Provide a high-level context diagram and a concrete Day-One scenario showing how memory, data flows, and LoRA adapters fit across physical robot and avatar-in-sim workflows.

System Context Diagram

Actors and systems: - User (web UI) - Mission Agent (DIMOS) on Laptop - Skills (DIMOS MyUnitreeSkills) - Robot Interface (ROS2, Go2 SDK) - Memory Layer (Local/Cloud backends) - Data Lake (offload and analytics) - Avatar-in-Sim (Spark workflows)

Textual diagram (abstract):

User ── Web UI ──► Mission Agent (DIMOS)
                     │
                     ├─► Skills (DIMOS) ──► Robot Interface (ROS2) ──► Unitree Go2
                     │
                     ├─► Memory Manager ──► Vector Store (Chroma) + Blobs (images)
                     │                         ▲
                     │                         └─ Embeddings (local|cloud)
                     │
                     ├─► Telemetry Logger ──► Data Lake (artifacts, logs, traces)
                     │
                     └─► Model Backend (Cloud|Local vLLM) ──► (optional) LoRA adapters

Shutdown/Offload Path:
Robot ─► Laptop Offload ─► Data Lake ─► Avatar-in-Sim (Spark)

Day-One Scenario: "Check if the oven is on"
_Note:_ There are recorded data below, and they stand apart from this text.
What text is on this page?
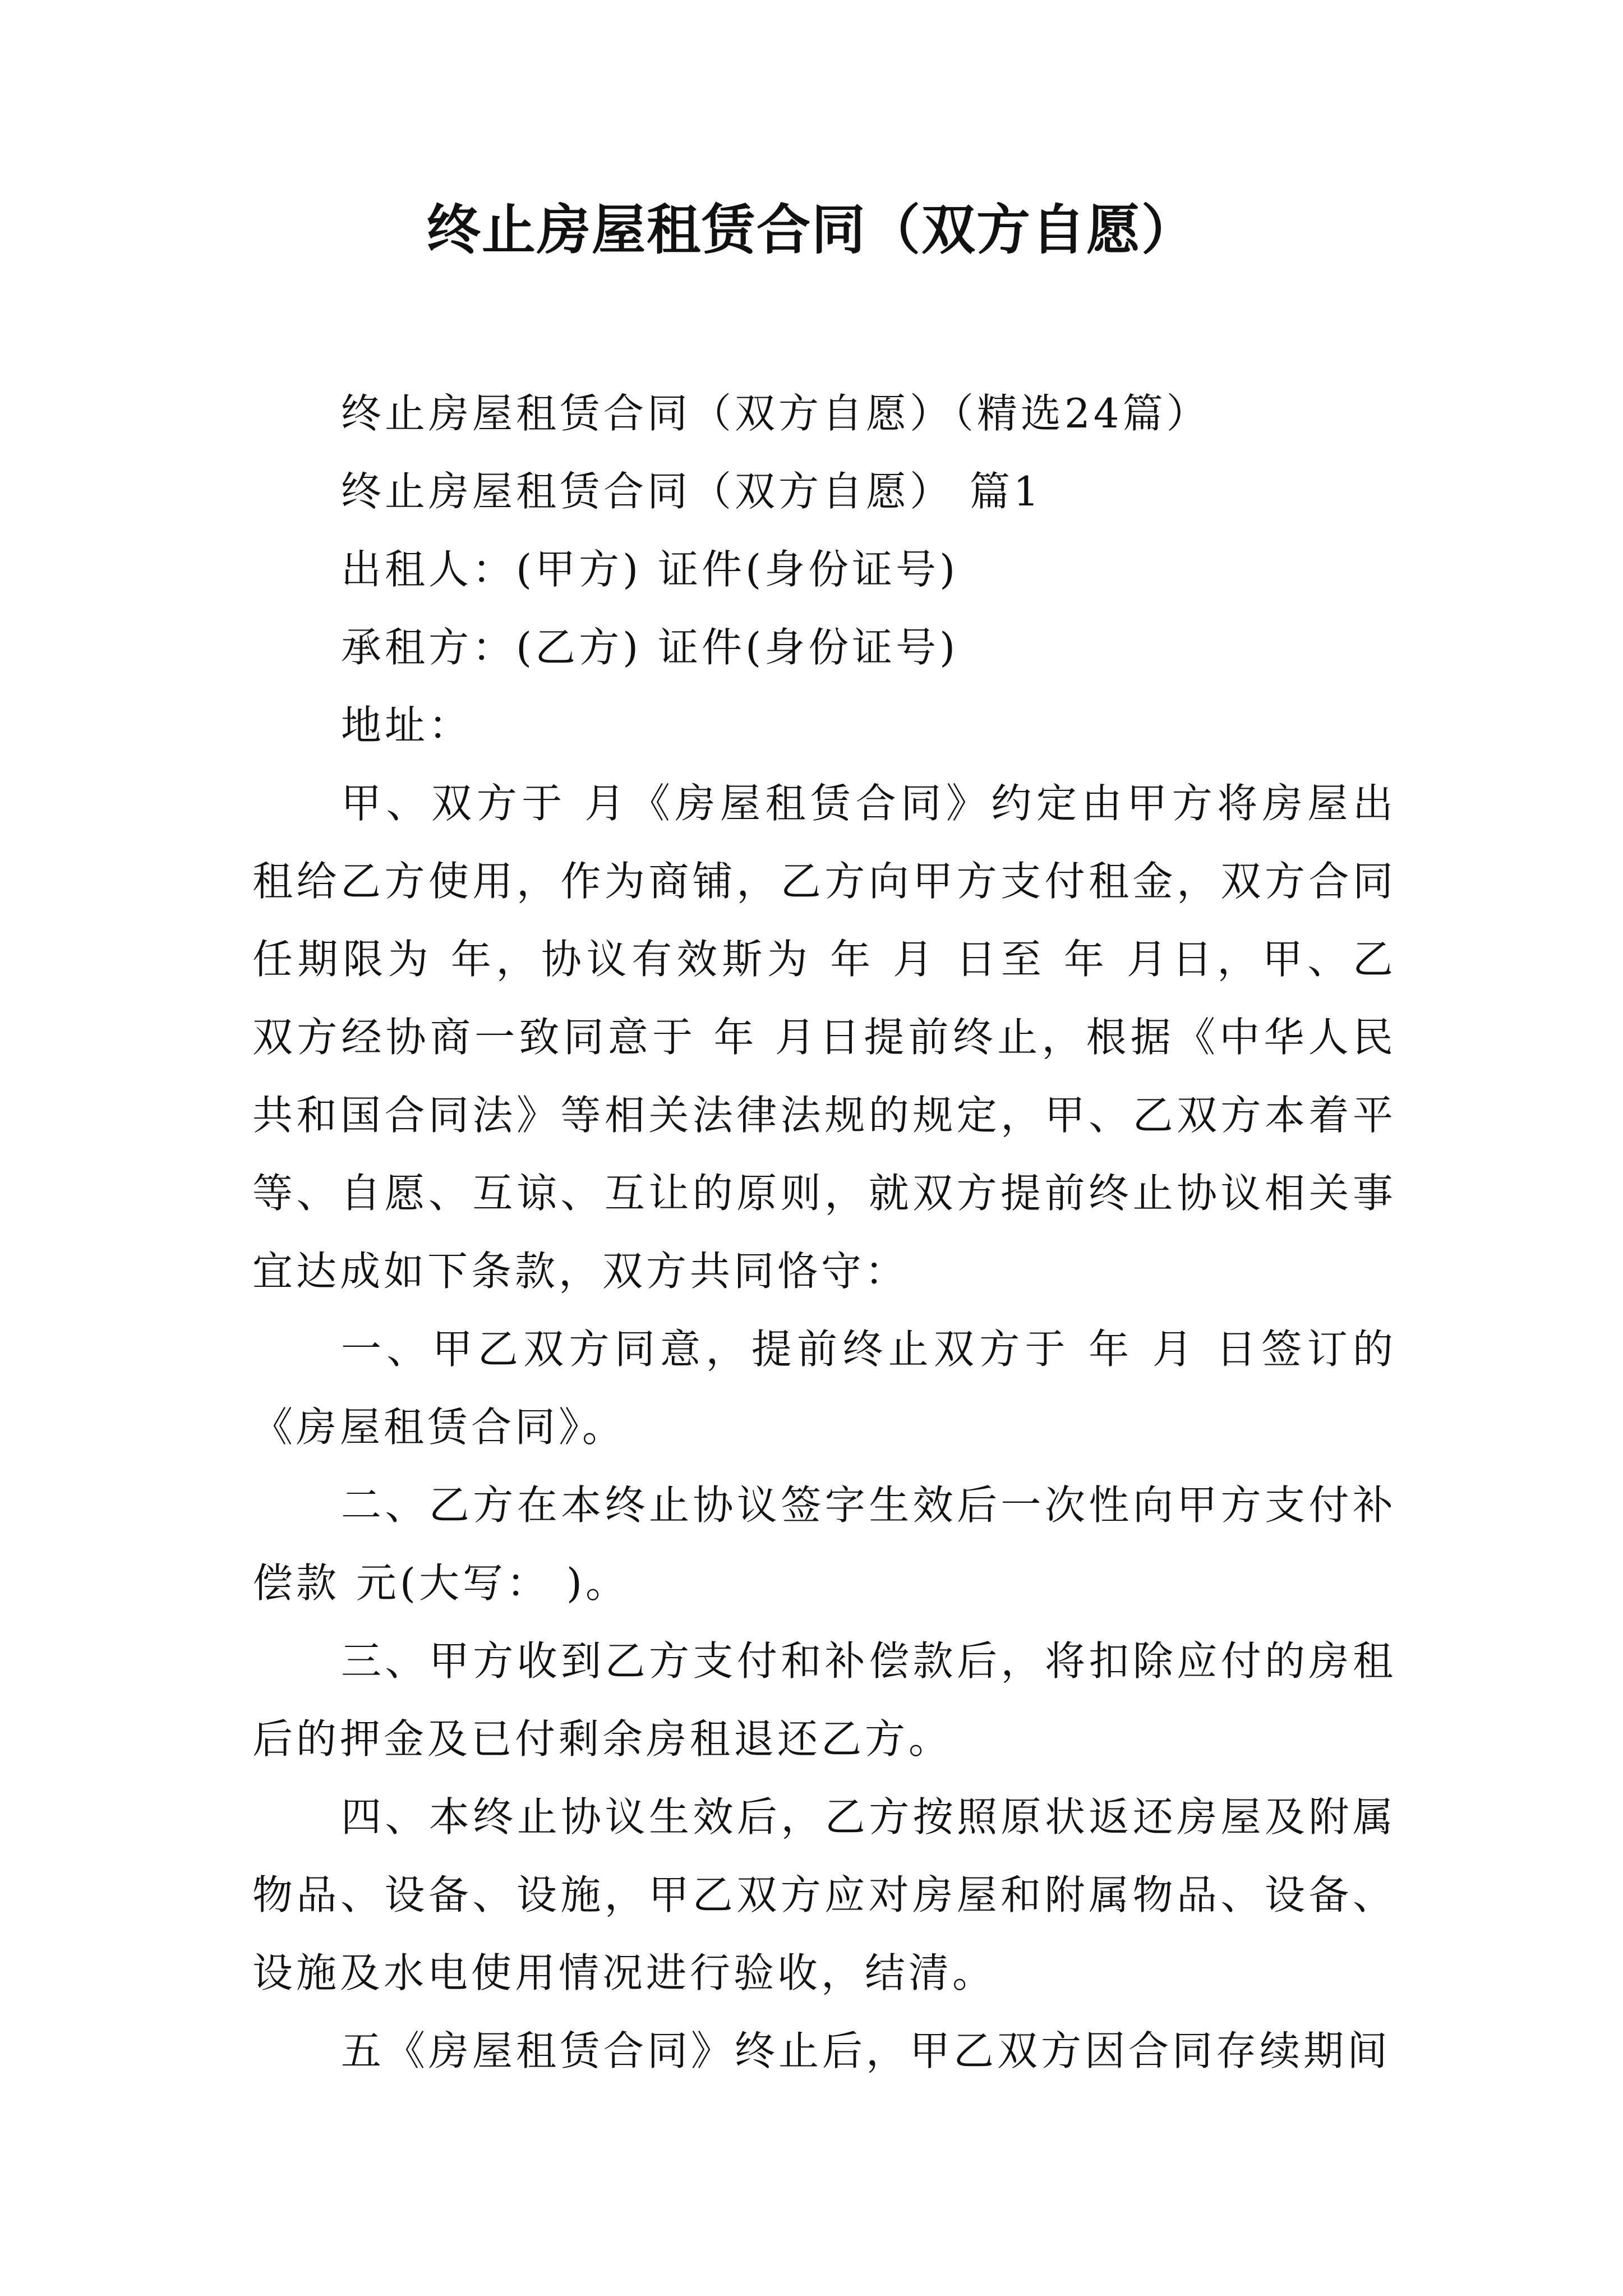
终止房屋租赁合同（双方自愿）

终止房屋租赁合同（双方自愿）（精选24篇）

终止房屋租赁合同（双方自愿） 篇1

出租人：(甲方) 证件(身份证号)

承租方：(乙方) 证件(身份证号)

地址：

甲、双方于 月《房屋租赁合同》约定由甲方将房屋出租给乙方使用，作为商铺，乙方向甲方支付租金，双方合同任期限为 年，协议有效斯为 年 月 日至 年 月日，甲、乙双方经协商一致同意于 年 月日提前终止，根据《中华人民共和国合同法》等相关法律法规的规定，甲、乙双方本着平等、自愿、互谅、互让的原则，就双方提前终止协议相关事宜达成如下条款，双方共同恪守：

一、甲乙双方同意，提前终止双方于 年 月 日签订的《房屋租赁合同》。

二、乙方在本终止协议签字生效后一次性向甲方支付补偿款 元(大写： )。

三、甲方收到乙方支付和补偿款后，将扣除应付的房租后的押金及已付剩余房租退还乙方。

四、本终止协议生效后，乙方按照原状返还房屋及附属物品、设备、设施，甲乙双方应对房屋和附属物品、设备、设施及水电使用情况进行验收，结清。

五《房屋租赁合同》终止后，甲乙双方因合同存续期间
Assumptions: - No prior map; agent uses local planning + perception. - Web UI available for mission start and feedback. - Memory backend = local (Sentence-Transformers + Chroma PersistentClient). - LoRA = not required on day one, but planned for writing/recall later.

1) Initialization

  • User powers on robot; laptop launches Mission Agent.
  • Agent selects backend (local), creates/pins mission_id.
  • MemoryManager seeds collections: short_term_{mission_id}, long_term.

2) Mission Execution (Physical)

  • User enters: "Check if the oven is on".
  • Agent plan (conceptual):
  • Explore kitchen region if unknown (local planner, frontier exploration)
  • Perception checks for oven/stove, read indicators (lights/knobs/temperature)
  • If ambiguous, refine pose/viewpoint, capture image, ask clarification if needed
  • Report back with evidence (image + textual observation)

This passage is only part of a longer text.